Projetos– Para os próximos meses, Elton deve ter entre os trabalhos lançados três longas-metragens e uma série – entre eles, uma adaptação de um romance ganhador do prêmio literário Jabuti (longa), uma adaptação de uma história em quadrinhos do escritor Marcello Quintanilha (longa) e uma adaptação de um livro de contos (série). O quarto projeto, o longa Corpo Estranho, é idealizado por ele e ganhou um edital do Programa de Ação Cultural, o ProAC. Nele, Elton atuará como roteirista e diretor. “É um roteiro que se passa na minha cidade natal e na região de Ribeirão Preto em geral, minha homenagem às minhas raízes”, conta ele.
Coprodução Brasil/Estados Unidos – Durante a pandemia, em 2020, Elton voltou a morar em Pontal para ficar perto dos pais que estavam no grupo de risco para Covid. Durante esse tempo, vivendo na região novamente, surgiu a ideia do filme, Corpo Estranho. “É um filme que se passa em 2005, em Pontal e Ribeirão Preto, e fala sobre um jovem negro gay assumido que está em busca de amor e de comunidade, querendo poder viver a sua sexualidade abertamente num tempo em que o preconceito e a homofobia eram ainda mais latentes”, explica.

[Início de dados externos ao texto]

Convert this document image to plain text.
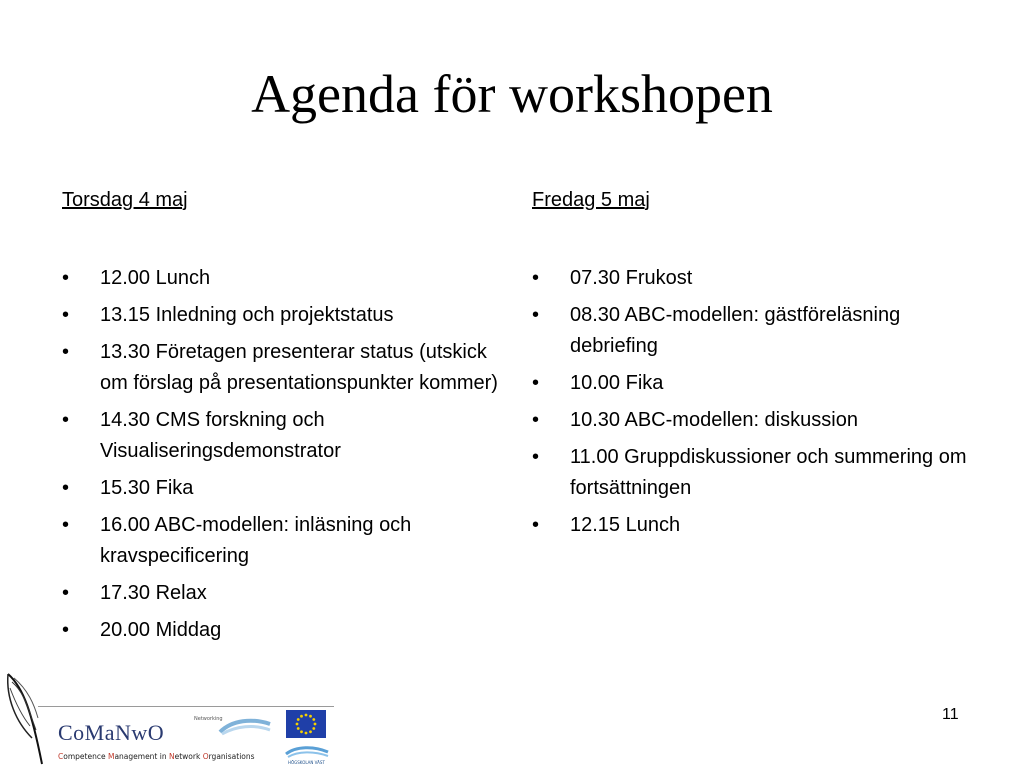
Agenda för workshopen
Torsdag 4 maj
• 12.00 Lunch
• 13.15 Inledning och projektstatus
• 13.30 Företagen presenterar status (utskick om förslag på presentationspunkter kommer)
• 14.30 CMS forskning och Visualiseringsdemonstrator
• 15.30 Fika
• 16.00 ABC-modellen: inläsning och kravspecificering
• 17.30 Relax
• 20.00 Middag
Fredag 5 maj
• 07.30 Frukost
• 08.30 ABC-modellen: gästföreläsning
debriefing
• 10.00 Fika
• 10.30 ABC-modellen: diskussion
• 11.00 Gruppdiskussioner och summering om fortsättningen
• 12.15 Lunch
11
CoMaNwO
Competence Management in Network Organisations
Networking
HÖGSKOLAN VÄST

Ele escreveu o projeto do filme quando estava em Pontal. O roteiro foi escrito quando ele já estava em Los Angeles e a intenção é filmar nos próximos dois anos, sendo uma coprodução entre Brasil e Estados Unidos.
“É um projeto que não teria nascido se eu não tivesse voltado a morar na região e visto como as coisas mudaram e evoluíram desde então. Pontal foi a primeira cidade do Brasil em que um juiz deu ganho de causa a alguém que fez um processo contra homofobia, por exemplo. Isso foi histórico na cidade. Nas últimas eleições municipais, a vereadora mais votada em Pontal foi uma mulher trans”, conta.
Elton veio para o Brasil em fevereiro deste ano e passou a maior parte do tempo em Ribeirão Preto. “Agora, vou voltar para o Brasil em setembro e também vou passar alguns meses em Ribeirão e Pontal e usar esse tempo para aprofundar a pesquisa do longa e fazer reuniões e conseguir parcerias”, declara.
Mestrado – Desde 2021, o roteirista reside em Los Angeles, para onde se mudou para cursar um mestrado em Roteiro pelo The American Film Institute com a bolsa Fulbright. “Vir para os Estados Unidos é e não é o que eu esperava. É fascinante estar numa cidade em que a indústria do cinema é uma das principais indústrias, em que todo mundo está pensando cinema. E a cidade é muito diversa e existe uma luta para que isso esteja representado no audiovisual e nas pessoas que fazem o audiovisual. Além disso, para os americanos, o tema da comunidade é caro. Aqui, encontrei muitas pessoas latinas, negras e queer pensando cinema e querendo produzir conteúdo sobre a gente, para a gente e pela gente. É inspirador”, finaliza Elton.